Almost 40% of conventional baby food products analysed in a US study contained toxic pesticides, it has emerged.

None of the organic products which were sampled in the survey conducted by the non-profit Environmental Working Group (EWG) contained pesticides. The research surveyed 73 products with at least one pesticide in 22 of them – and many showing more than one.

The substances can pose a particular health risk to babies and young children, who are “particularly vulnerable” to their damaging effects according to senior science analyst at EWG and report co-author Sydney Evans. She described any “pesticide residue” in baby food as “concerning”.

Looking at products from Beech-Nut, Gerber and Parent’s Choice, the study detected acetamiprid, a neonicotinoid insecticide harmful to bees and humans, and captan, often linked to cancer. Five of the products contained fludioxonil, a product which harms foetal development, affects the immune system and disrupts hormones – and is commonly used on fruits, vegetables and cereals.
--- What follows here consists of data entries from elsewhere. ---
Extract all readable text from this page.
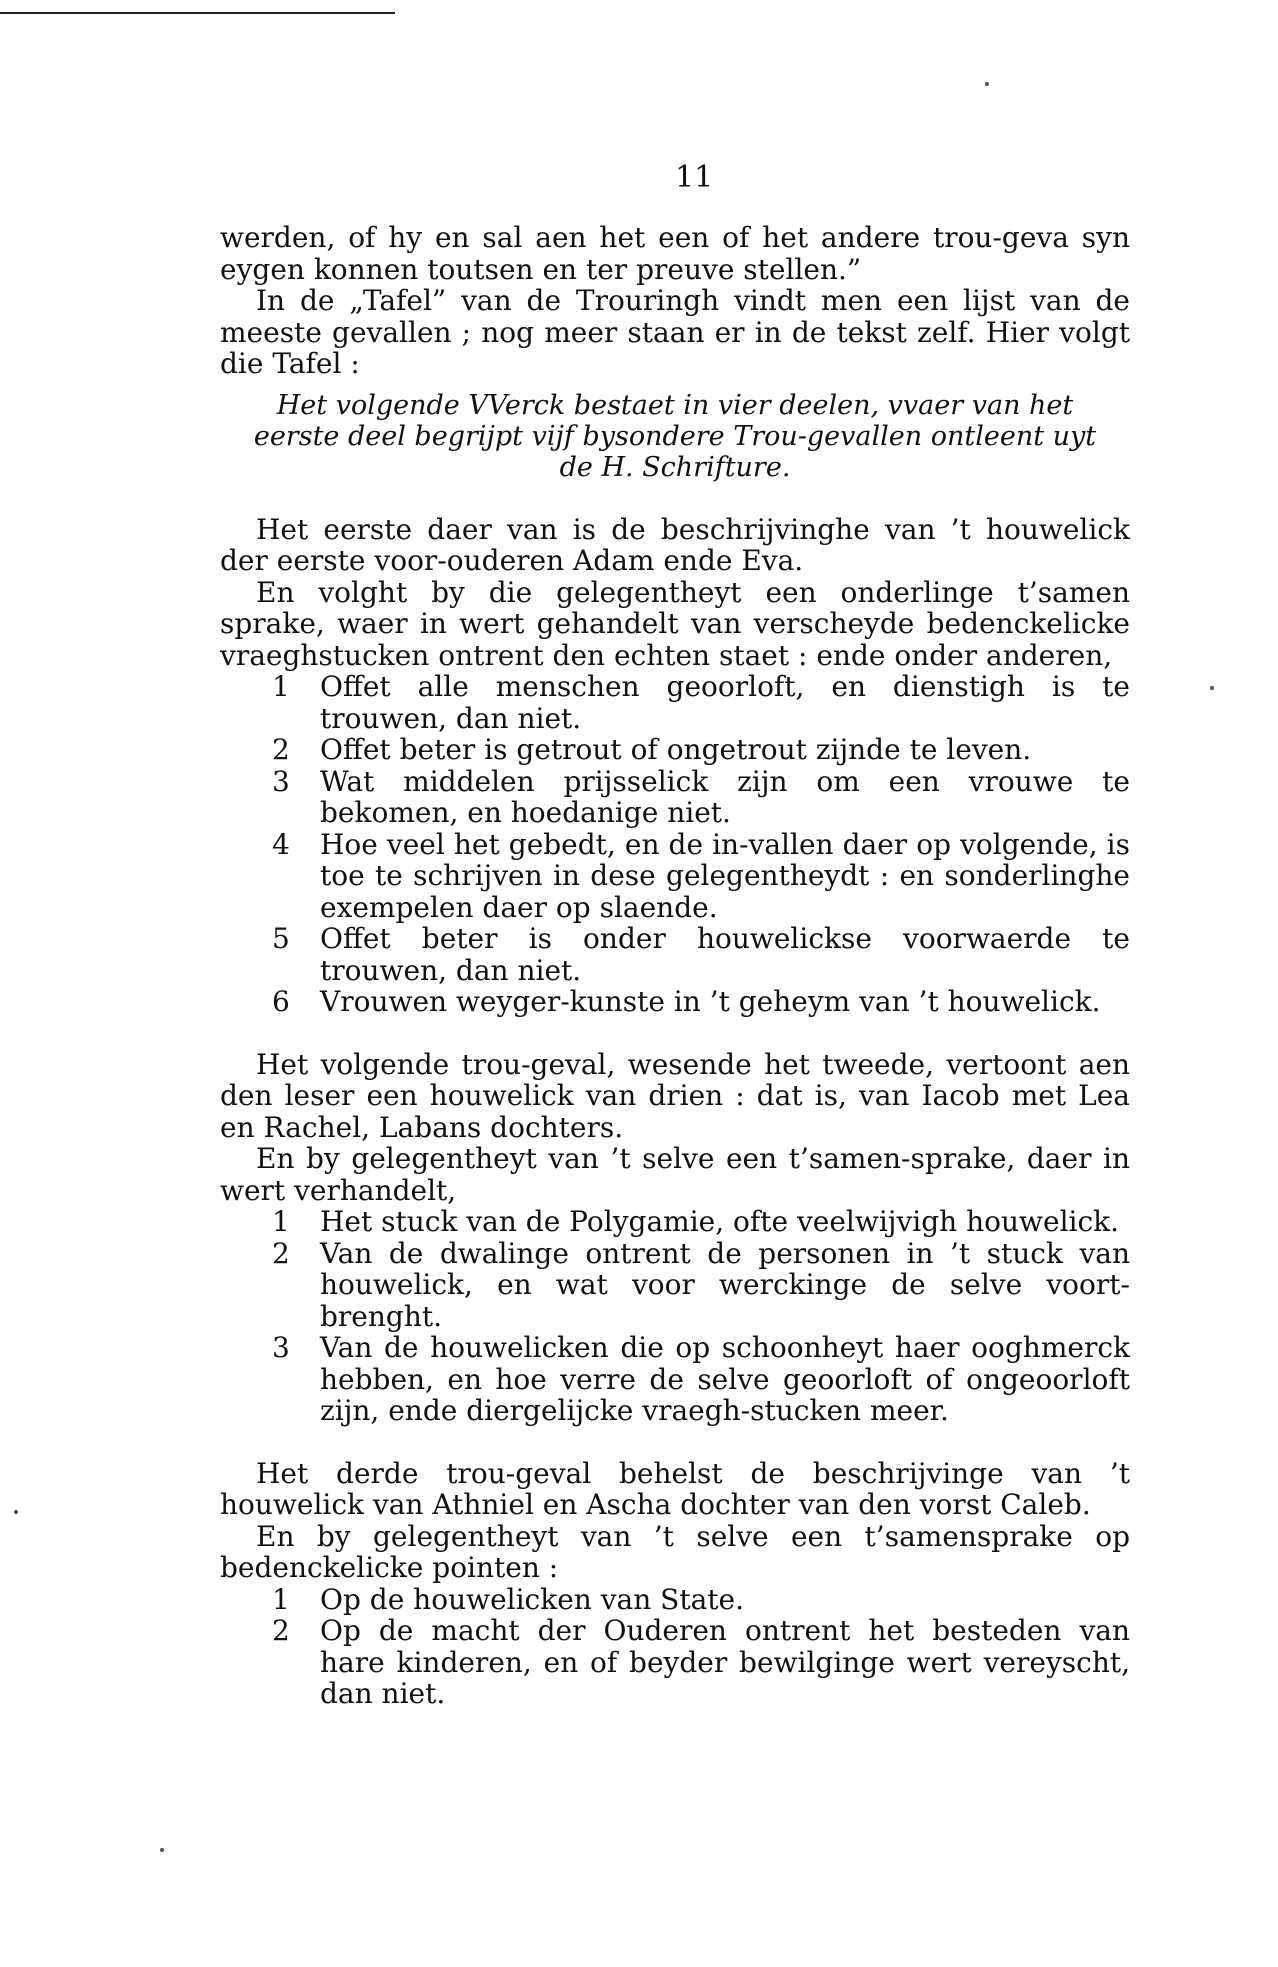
11

werden, of hy en sal aen het een of het andere trou-geva syn eygen konnen toutsen en ter preuve stellen.”

In de „Tafel” van de Trouringh vindt men een lijst van de meeste gevallen ; nog meer staan er in de tekst zelf. Hier volgt die Tafel :

Het volgende VVerck bestaet in vier deelen, vvaer van het eerste deel begrijpt vijf bysondere Trou-gevallen ontleent uyt de H. Schrifture.

Het eerste daer van is de beschrijvinghe van ’t houwelick der eerste voor-ouderen Adam ende Eva.

En volght by die gelegentheyt een onderlinge t’samen sprake, waer in wert gehandelt van verscheyde bedenckelicke vraeghstucken ontrent den echten staet : ende onder anderen,

1	Offet alle menschen geoorloft, en dienstigh is te trouwen, dan niet.
2	Offet beter is getrout of ongetrout zijnde te leven.
3	Wat middelen prijsselick zijn om een vrouwe te bekomen, en hoedanige niet.
4	Hoe veel het gebedt, en de in-vallen daer op volgende, is toe te schrijven in dese gelegentheydt : en sonderlinghe exempelen daer op slaende.
5	Offet beter is onder houwelickse voorwaerde te trouwen, dan niet.
6	Vrouwen weyger-kunste in ’t geheym van ’t houwelick.

Het volgende trou-geval, wesende het tweede, vertoont aen den leser een houwelick van drien : dat is, van Iacob met Lea en Rachel, Labans dochters.

En by gelegentheyt van ’t selve een t’samen-sprake, daer in wert verhandelt,

1	Het stuck van de Polygamie, ofte veelwijvigh houwelick.
2	Van de dwalinge ontrent de personen in ’t stuck van houwelick, en wat voor werckinge de selve voort-brenght.
3	Van de houwelicken die op schoonheyt haer ooghmerck hebben, en hoe verre de selve geoorloft of ongeoorloft zijn, ende diergelijcke vraegh-stucken meer.

Het derde trou-geval behelst de beschrijvinge van ’t houwelick van Athniel en Ascha dochter van den vorst Caleb.

En by gelegentheyt van ’t selve een t’samensprake op bedenckelicke pointen :

1	Op de houwelicken van State.
2	Op de macht der Ouderen ontrent het besteden van hare kinderen, en of beyder bewilginge wert vereyscht, dan niet.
Apple-based products were those most likely to contain high pesticide residue, with pears, blueberries and strawberries also typically holding high levels of the chemicals. Some of the pesticides are also linked to damage to the nervous and reproductive system.

The study suggested that buying organic baby food products is the best way to avoid feeding your child with foods high in toxic pesticides. Study co-author Olga Naidenko said organic baby foods are subject to much stricter regulations – and the gap in price between the two has reduced, according to the Guardian.

Despite this, EWG found that pesticide levels in baby foods are generally decreasing. Comparing its findings to a study from 1995, EWG found that 15 percent less baby foods contain dangerous pesticides than did 28 years ago, when around 55 percent of the products tested contained the chemicals.

This can partly be credited to the Food Quality Protection Act 1996 which required a “reasonable certainty” that pesticide residues in baby food would not harm infants. Certain pesticides are no longer found, including chlorpyrifos – which was banned for use in food in 2021.

Evans believes this was due to widespread pressure. “Advocacy works,” she said. “Any pesticide residue in baby food is concerning, but parents should feel reassured that some of the most toxic chemicals we found in our 1995 study are no longer being detected.”

Naidenko noted that any level of pesticide is still a concern – and attempting to ban chemicals usually means a difficult and drawn out court battle, while the manufacturers and public health advocates put out contradicting information. “At some level the public doesn’t care, it just says, ‘We don’t want these pesticides in baby food,’” Naidenko said.